ISLAND OF A THOUSAND MIRRORS

by Nayomi Munaweera

Pub Date: Sept. 2nd, 2014
ISBN: 978-1-250-04393-1
Publisher: St. Martin's

The Sri Lankan civil war’s traumatic effect on the island nation's people—and one family in particular—is the subject of this verdantly atmospheric first novel.

After a graphic post-coital prologue, Sri Lanka born California resident Munaweera begins her family saga in 1948, when the British leave their former colony Ceylon, where the Tamil majority is looked down on by the lighter-skinned Sinhala ruling class. Nishan and his twin sister, Mala—children of an ambitious Sinhala teacher and a laid-back doctor of uncertain bloodlines—leave their coastal village to attend university in Colombo. Free spirit Mala falls in love with another student and marries without traditional arranged nuptials. Nishan, an engineer, is deemed acceptable to marry aristocratic Visaka, the daughter of an Oxford-educated Sinhala judge, only because the judge’s expenditures while renovating his home shortly before his death have left his family financially strapped. Visaka’s mother has recently had to rent out the upstairs of her house, and Nishan does not know that Visaka marries him while pining for Ravan, one of her mother’s Tamil tenants. Ravan and his new wife live upstairs while Nishan and Visaka move in downstairs, where they raise daughters Yasodhara and Luxshmi. Yasodhara’s closest playmate and soul mate is Ravan’s son Shiva. The children live there in innocent bliss until 1983, when Mala’s husband is brutally murdered by an angry mob during increasing Tamil-Sinhala unrest. Nishan and Visaka react by moving to America, where their daughters soon assimilate. But after a college relationship ends badly, Yasodhara allows her parents to pick a husband for her. As Yasodhara’s marriage falls apart, successful artist Luxshmi returns to Sri Lanka to teach children wounded in the war.
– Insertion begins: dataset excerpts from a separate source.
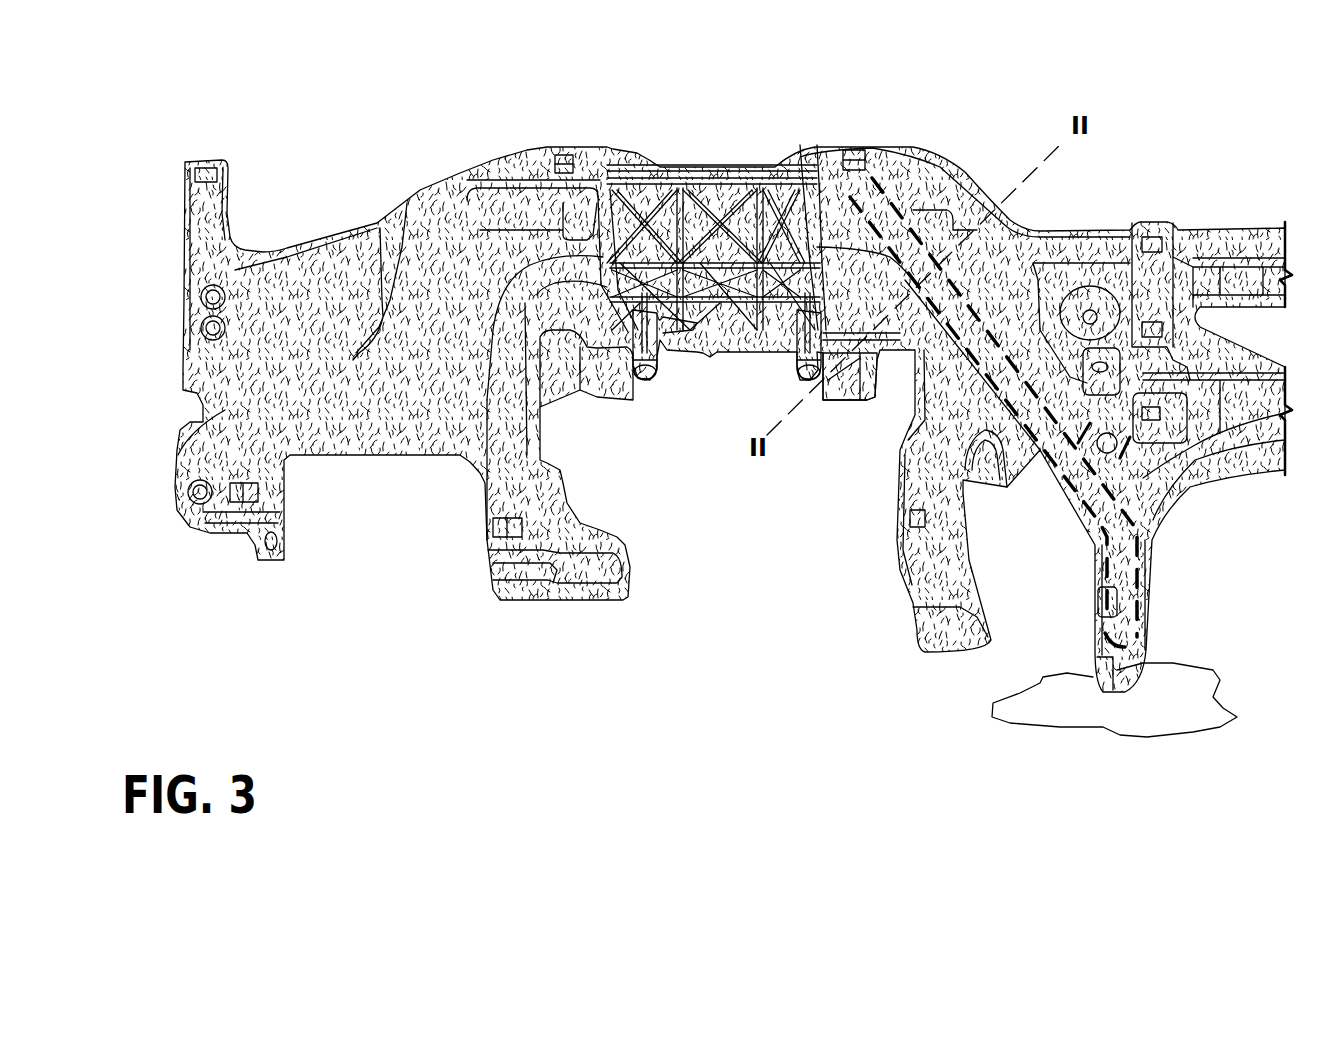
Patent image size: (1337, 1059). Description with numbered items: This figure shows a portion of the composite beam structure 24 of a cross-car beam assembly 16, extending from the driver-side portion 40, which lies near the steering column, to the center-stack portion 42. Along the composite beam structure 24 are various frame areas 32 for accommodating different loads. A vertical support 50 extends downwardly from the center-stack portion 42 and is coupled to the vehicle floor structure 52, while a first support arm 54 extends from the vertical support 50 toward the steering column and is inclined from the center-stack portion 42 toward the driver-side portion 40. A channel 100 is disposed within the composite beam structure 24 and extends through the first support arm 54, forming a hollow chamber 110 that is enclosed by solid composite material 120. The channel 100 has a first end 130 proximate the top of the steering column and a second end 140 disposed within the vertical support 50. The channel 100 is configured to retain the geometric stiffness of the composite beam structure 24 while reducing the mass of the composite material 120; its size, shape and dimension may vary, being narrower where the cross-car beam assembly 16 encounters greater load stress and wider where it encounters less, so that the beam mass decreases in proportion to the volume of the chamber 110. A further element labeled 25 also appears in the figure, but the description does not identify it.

The driver-side portion 40 is at (418, 150).
The cross-car beam assembly 16 is at (633, 122).
The first end 130 is at (817, 182).
The channel 100 is at (913, 213).
The hollow chamber 110 is at (995, 385).
The first support arm 54 is at (975, 165).
The center-stack portion 42 is at (1137, 172).
The composite beam structure 24 is at (1153, 205).
The mounting plate 25 is at (1068, 253).
The solid composite material 120 is at (947, 373).
The frame areas 32 is at (373, 400).
The vertical support 50 is at (1147, 577).
The second end 140 is at (1133, 630).
The vehicle floor structure 52 is at (1168, 700).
Meanwhile, in northern Sri Lanka, a young Timor girl is drawn into the intensifying civil war until her life’s destiny crosses those of Luxshmi and Yasodhara.

Compared to the expressive, deeply felt chapters about Yasodhara’s family, Munaweera’s depiction of war-torn Sri Lanka, though harrowing, seems rushed and journalistic, more reported than experienced.